Since its inception in February 2009, the Circle of Friends is assisting its 17th family, and is working with seven families struggling with a variety of devastating circumstances. The interdenominational group, not affiliated with any church, learns of needy families through word of mouth, and volunteers are primarily in the Milwaukee area.

“However, we have one volunteer with relatives from other states,” said Loper. “They wanted to hear more about it, so we sent them a brochure and they started a group in their own community.”

While there are many families who are referred to the Circle of Friends for help, often they are a bit embarrassed when Loper calls.

“We sometimes have to talk them into it,” she admitted. “We keep their names anonymous to maintain their dignity, and go from there.”

The amount of money and food products are not enough to cure the financial burdens or divert the inevitable, but enough to reduce financial pressure and help the family survive as a unit.

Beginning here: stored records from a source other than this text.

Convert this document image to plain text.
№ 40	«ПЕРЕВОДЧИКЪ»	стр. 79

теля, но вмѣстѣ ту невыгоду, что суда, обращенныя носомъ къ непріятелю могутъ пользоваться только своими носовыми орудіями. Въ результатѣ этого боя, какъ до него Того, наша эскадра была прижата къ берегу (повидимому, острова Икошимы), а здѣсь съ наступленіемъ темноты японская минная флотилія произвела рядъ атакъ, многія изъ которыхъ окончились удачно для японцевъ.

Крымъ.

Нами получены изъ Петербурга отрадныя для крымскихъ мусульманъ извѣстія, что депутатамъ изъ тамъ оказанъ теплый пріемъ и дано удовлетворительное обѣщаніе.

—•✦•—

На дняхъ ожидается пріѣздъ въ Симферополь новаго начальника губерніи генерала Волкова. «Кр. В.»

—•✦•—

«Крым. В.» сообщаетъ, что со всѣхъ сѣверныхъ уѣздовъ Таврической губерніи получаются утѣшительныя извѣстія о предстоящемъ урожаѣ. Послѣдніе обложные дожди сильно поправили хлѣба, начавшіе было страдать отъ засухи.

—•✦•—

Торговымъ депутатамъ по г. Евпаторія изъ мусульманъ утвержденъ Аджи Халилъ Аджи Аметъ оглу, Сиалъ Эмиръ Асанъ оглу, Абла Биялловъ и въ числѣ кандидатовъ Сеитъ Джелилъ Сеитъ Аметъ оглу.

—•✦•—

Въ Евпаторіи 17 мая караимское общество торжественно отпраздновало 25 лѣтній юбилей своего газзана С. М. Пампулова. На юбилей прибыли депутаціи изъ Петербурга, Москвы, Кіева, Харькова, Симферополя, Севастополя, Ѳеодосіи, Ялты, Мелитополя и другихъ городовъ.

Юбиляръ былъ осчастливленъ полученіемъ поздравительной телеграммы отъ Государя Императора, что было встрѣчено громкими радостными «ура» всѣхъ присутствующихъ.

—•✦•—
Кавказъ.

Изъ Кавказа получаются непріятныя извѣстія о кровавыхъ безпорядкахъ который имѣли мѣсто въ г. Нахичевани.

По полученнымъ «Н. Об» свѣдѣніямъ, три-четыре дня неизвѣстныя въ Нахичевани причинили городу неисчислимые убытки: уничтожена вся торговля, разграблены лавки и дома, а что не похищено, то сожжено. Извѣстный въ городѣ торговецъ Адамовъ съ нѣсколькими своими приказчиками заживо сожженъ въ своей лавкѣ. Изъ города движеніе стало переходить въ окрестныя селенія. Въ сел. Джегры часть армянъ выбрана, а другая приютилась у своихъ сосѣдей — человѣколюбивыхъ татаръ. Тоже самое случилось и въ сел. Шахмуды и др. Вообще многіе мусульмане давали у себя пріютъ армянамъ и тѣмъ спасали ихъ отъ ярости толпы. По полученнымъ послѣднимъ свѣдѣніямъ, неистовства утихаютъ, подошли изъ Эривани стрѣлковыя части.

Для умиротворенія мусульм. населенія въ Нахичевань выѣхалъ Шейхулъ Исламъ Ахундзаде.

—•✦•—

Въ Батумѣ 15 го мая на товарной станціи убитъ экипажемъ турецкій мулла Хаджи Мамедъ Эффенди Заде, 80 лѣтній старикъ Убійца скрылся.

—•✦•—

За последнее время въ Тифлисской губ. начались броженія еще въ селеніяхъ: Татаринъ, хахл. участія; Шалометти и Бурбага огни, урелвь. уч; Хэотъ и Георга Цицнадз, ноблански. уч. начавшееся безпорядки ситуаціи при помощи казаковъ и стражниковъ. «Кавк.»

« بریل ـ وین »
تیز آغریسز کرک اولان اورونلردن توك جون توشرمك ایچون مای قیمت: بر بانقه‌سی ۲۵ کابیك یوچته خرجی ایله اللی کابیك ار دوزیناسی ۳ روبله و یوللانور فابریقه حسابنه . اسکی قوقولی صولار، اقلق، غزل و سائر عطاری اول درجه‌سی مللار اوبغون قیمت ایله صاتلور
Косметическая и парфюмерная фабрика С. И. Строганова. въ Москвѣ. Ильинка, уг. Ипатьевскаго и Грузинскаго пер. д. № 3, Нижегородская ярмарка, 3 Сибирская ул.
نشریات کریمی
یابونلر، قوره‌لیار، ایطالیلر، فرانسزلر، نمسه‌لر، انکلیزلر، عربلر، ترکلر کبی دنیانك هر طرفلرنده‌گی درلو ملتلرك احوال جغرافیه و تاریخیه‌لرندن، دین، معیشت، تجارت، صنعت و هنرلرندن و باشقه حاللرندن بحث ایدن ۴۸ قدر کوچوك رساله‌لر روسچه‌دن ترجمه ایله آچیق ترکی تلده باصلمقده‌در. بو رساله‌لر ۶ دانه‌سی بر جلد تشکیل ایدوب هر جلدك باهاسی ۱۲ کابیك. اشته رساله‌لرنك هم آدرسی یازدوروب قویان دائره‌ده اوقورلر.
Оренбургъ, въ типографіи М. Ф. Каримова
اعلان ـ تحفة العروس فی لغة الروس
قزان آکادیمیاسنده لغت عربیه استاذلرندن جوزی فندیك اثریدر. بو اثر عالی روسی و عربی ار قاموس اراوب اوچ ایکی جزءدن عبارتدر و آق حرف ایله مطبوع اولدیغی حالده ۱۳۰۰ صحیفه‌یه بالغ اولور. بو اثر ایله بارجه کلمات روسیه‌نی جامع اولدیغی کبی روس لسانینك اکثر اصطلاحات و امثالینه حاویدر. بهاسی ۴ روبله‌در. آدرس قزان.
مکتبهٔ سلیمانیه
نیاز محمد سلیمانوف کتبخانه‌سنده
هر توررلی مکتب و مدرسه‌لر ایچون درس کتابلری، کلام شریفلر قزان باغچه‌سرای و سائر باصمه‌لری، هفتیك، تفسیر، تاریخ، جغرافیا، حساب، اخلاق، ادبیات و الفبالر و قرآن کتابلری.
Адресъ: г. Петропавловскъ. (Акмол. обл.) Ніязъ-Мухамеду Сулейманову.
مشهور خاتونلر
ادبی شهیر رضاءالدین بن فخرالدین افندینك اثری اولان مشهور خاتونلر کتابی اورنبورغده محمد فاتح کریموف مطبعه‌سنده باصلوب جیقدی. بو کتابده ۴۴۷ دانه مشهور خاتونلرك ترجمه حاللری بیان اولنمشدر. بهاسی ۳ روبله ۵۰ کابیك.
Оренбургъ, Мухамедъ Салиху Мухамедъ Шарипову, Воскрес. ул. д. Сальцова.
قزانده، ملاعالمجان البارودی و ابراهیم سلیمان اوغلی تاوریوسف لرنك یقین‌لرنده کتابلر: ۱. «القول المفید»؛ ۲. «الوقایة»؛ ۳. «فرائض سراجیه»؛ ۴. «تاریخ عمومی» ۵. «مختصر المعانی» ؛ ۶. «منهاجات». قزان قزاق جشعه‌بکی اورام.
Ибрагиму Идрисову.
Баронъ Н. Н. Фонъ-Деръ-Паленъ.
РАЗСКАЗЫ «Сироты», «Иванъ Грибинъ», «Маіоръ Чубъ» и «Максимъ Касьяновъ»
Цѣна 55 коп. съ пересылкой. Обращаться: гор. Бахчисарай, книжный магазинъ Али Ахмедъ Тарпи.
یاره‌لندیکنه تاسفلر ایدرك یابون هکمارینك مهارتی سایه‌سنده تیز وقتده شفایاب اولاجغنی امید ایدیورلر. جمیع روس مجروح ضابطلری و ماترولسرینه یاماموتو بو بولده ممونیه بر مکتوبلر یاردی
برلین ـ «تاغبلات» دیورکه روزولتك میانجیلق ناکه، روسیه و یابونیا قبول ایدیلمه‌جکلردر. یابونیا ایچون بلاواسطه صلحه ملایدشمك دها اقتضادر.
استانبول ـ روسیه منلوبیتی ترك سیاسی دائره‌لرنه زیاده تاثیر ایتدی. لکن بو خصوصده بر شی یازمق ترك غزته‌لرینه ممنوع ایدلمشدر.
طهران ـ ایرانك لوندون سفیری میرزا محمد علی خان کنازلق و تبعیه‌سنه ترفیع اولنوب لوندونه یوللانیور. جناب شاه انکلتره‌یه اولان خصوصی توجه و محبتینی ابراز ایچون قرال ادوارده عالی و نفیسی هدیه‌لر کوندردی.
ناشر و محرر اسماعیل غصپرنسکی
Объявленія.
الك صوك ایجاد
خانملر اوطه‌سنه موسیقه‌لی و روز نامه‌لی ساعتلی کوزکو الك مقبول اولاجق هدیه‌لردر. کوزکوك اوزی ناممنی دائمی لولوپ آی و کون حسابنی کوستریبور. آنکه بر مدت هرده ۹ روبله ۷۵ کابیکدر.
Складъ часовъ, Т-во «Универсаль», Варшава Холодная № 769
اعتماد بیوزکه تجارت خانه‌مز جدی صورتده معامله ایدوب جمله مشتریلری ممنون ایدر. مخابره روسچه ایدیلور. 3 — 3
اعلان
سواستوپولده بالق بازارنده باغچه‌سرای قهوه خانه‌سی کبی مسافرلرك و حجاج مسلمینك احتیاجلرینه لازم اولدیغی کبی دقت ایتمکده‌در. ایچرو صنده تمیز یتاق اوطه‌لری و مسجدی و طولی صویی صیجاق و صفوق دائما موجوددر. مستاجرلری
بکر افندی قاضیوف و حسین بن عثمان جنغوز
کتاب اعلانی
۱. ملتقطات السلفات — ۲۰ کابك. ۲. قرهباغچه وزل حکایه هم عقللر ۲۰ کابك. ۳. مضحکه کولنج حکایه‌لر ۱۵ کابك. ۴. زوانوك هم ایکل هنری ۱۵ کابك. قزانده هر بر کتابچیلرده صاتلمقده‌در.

“Almost all the families have said that this gets them through the month and helps them mentally survive to the next month,” said Loper. “In fact, there is such a sense of pride that if a family member finds a job, they will contact us and tell us to use the money for another family in need. We always ask if they could use our help for a couple more months to get on their feet, but they usually refuse.”

Offering hope to so many people is humbling to each member of the Circle of Friends who insist that the faith of the families they help is edifying and spiritually, they receive more than they give.

“They have such tremendous faith and are able to endure sometimes horrendous situations, but they still remain strong and positive to keep their families together,” said Loper. “Despite all their difficulties, we are inspired by their strength and never cease to be amazed at that.”
She noted that with one exception, the help from Circle of Friends has allowed the recipients ­­­­­to keep their homes.

After graduating from the program, some of the families offer to join the Circle of Friends desiring to give back, but they are encouraged, instead, to focus on getting their finances in order, heal from the pain of loss and enjoy each other.

“We know that they will still be struggling and we don’t want any pressure on them to give back,” said Loper. “We are happy we can help and hope they are able to get back on their feet.”

The Circle of Friends concept has grown and often Loper is asked to share their information with different communities and church groups across the country. She isn’t sure how many have adopted the plan, but is encouraged that the interest continues.

“One thing that concerns me is that some people don’t realize how bad the unemployment problem is,” she said. “We don’t want to become apathetic to this and that is the danger. We don’t want people getting used to the unemployment and let their guard down – we need to be about helping each other. That is what God calls us to do.”